Nun also die Antwort auf die Frage nach der Kohlebeteiligung der Stadtwerke Ulm (SWU) – eingetroffen unmittelbar vor einem Treffen von Aktiven gegen das Kohlekraftwerk Ulm. In einer Pressemitteilung schreibt das Unternehmen: „Brennstoff Kohle ist auf dem Prüfstand“. Tags zuvor hatte der Sprecher noch angekündigt, Ulm würde seinen Ausstieg aus dem klimaschädlichen Vorhaben kundtun. Nun also nur eine Überprüfung des Brennstoffs.

Zum Treffen der Aktiven kamen auch zwei Vertreter der SWU. Sie versuchten darzustellen, warum die Stadtwerke eigentlich ein ökologisches Unternehmen seien. Erreicht haben sie jedoch das Gegenteil: Nicht nur, dass sie keine weitere Aussage machen wollten, als in der Pressemitteilung stand – sie bestätigten sogar, dass die Stadtwerke weiter in Kohlekraft investieren wollten. Auf ein Drittel soll der klimaschädliche Kohleanteil in den Ulmer Netzen anwachsen!

Schornsteine Rauchen auch bald für Ulm

Ein völlig falsches Signal, befanden die anwesenden Aktiven – und einigten sich darauf, bis zur Entscheidung über das Kraftwerk in Krefeld mit Aktionen Druck machen zu wollen. Der Ausstieg aus den Kohleplanungen muss öffentlich und verbindlich gemacht werden, sonst ist er nichts wert. Ihre Antwort: Stadtwerke raus aus der Kohlekraft!

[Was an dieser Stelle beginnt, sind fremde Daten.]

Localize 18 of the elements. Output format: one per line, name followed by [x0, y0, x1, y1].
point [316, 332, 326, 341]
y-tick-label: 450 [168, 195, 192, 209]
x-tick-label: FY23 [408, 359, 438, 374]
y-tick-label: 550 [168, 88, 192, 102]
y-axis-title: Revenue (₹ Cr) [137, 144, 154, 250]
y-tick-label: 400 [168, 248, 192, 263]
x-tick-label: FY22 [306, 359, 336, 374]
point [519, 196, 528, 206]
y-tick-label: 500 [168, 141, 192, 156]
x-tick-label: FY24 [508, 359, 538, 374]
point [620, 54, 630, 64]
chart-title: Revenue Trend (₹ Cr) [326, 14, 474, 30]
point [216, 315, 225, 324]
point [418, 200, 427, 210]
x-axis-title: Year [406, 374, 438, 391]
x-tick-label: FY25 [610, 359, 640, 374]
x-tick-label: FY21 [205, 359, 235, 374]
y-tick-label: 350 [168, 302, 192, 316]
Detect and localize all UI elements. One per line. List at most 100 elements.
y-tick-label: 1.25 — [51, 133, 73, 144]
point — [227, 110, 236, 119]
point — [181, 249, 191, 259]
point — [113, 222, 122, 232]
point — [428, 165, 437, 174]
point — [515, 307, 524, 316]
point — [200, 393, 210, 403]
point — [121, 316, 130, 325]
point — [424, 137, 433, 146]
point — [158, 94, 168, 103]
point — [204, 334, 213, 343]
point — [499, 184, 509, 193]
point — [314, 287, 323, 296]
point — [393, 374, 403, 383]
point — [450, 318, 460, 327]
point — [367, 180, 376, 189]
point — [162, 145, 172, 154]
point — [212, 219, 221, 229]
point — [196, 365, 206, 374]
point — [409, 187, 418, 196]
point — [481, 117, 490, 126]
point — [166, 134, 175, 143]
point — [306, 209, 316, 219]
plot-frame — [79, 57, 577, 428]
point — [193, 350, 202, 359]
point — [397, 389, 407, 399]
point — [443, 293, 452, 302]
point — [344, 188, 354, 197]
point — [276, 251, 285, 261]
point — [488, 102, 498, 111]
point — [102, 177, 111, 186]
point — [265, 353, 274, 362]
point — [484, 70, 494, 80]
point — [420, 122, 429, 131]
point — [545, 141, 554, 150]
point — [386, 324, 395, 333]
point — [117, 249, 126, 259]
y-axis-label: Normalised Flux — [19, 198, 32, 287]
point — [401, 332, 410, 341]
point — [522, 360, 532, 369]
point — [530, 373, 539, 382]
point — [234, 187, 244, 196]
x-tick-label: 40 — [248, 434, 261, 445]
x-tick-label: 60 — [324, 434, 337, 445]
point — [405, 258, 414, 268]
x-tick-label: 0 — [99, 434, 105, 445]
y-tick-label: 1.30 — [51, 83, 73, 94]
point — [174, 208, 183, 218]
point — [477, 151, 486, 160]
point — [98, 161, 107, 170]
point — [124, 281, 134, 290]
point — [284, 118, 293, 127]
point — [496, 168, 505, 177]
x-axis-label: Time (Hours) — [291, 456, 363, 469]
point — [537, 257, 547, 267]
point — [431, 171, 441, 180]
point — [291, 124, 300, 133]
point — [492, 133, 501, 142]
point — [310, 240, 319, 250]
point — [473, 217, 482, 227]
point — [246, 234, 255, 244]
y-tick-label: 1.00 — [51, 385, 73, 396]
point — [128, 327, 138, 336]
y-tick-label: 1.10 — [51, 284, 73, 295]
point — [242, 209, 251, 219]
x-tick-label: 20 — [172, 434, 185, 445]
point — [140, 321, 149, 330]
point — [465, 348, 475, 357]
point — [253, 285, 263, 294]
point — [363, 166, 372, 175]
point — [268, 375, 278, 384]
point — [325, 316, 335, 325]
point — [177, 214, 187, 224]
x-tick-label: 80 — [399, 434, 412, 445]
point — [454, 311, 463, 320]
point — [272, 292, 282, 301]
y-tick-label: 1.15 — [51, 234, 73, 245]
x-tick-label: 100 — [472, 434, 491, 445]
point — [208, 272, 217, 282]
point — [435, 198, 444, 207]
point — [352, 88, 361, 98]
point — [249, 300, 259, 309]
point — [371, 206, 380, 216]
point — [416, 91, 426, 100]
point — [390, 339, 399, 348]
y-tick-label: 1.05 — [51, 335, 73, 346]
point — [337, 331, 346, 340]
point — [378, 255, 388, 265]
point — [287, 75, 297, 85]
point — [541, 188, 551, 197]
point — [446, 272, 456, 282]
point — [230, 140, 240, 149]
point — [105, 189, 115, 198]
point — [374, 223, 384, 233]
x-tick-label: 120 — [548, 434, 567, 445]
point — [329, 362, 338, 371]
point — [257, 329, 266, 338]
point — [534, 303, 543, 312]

PS: Angesichts der Liste von Aktionsideen wurde den Stadtwerkevertretern sichtbar ganz anders. Vielleicht überdenken sie die Entscheidung der Beteiligung doch noch einmal?!

2 Kommentare » Schreibe einen Kommentar

  1. Jede Form der Eneriegewinnung ist umweltschädigend:

    Atomkraft
    -> Radioaktivität könnte Jahrzehnte lang Lebensräume zerstören

    Kohlekraft
    Biogas
    Erdgas
    -> CO2 trägt zur Klimaerwärmung bei

    Windkraft
    -> Vogelkiller; erzeugt Lärm, der Tiere (z.B. Wale) irritieren kann

    Solarenergie
    -> niedriger Wirkungs

    Außerdem werden bei der Produktion erneuerbarer Energien neue Leitungsnetze notwendig, die die Rodung von Wäldern zur Folge hätten.

  2. Wie wär’s mal dort die Einwohner und somit die Kunden der dortigen Standwerke auf Anbieter von reinen Ökostrom hinzuweisen. Neben Lichtblick können die anderen 3 reinen Ökoanbieter ja mit publiziert werden. Fairness für alle und es ist keine direkte Reklame für einen der Vier.

    In der Hoffnung dass den Ulmer Stadtwerken reihenweise die Kunden weglaufen und diese somit aus finanzieller Sicht von Ihrem Vorhaben abgehalten werden.

    Ich denke mal kaum einer möchte bewusst bei den Stadtwerken bleiben wenn aktuell raus kommt, das die gerade neu in ein Kohlekraftwerk investieren.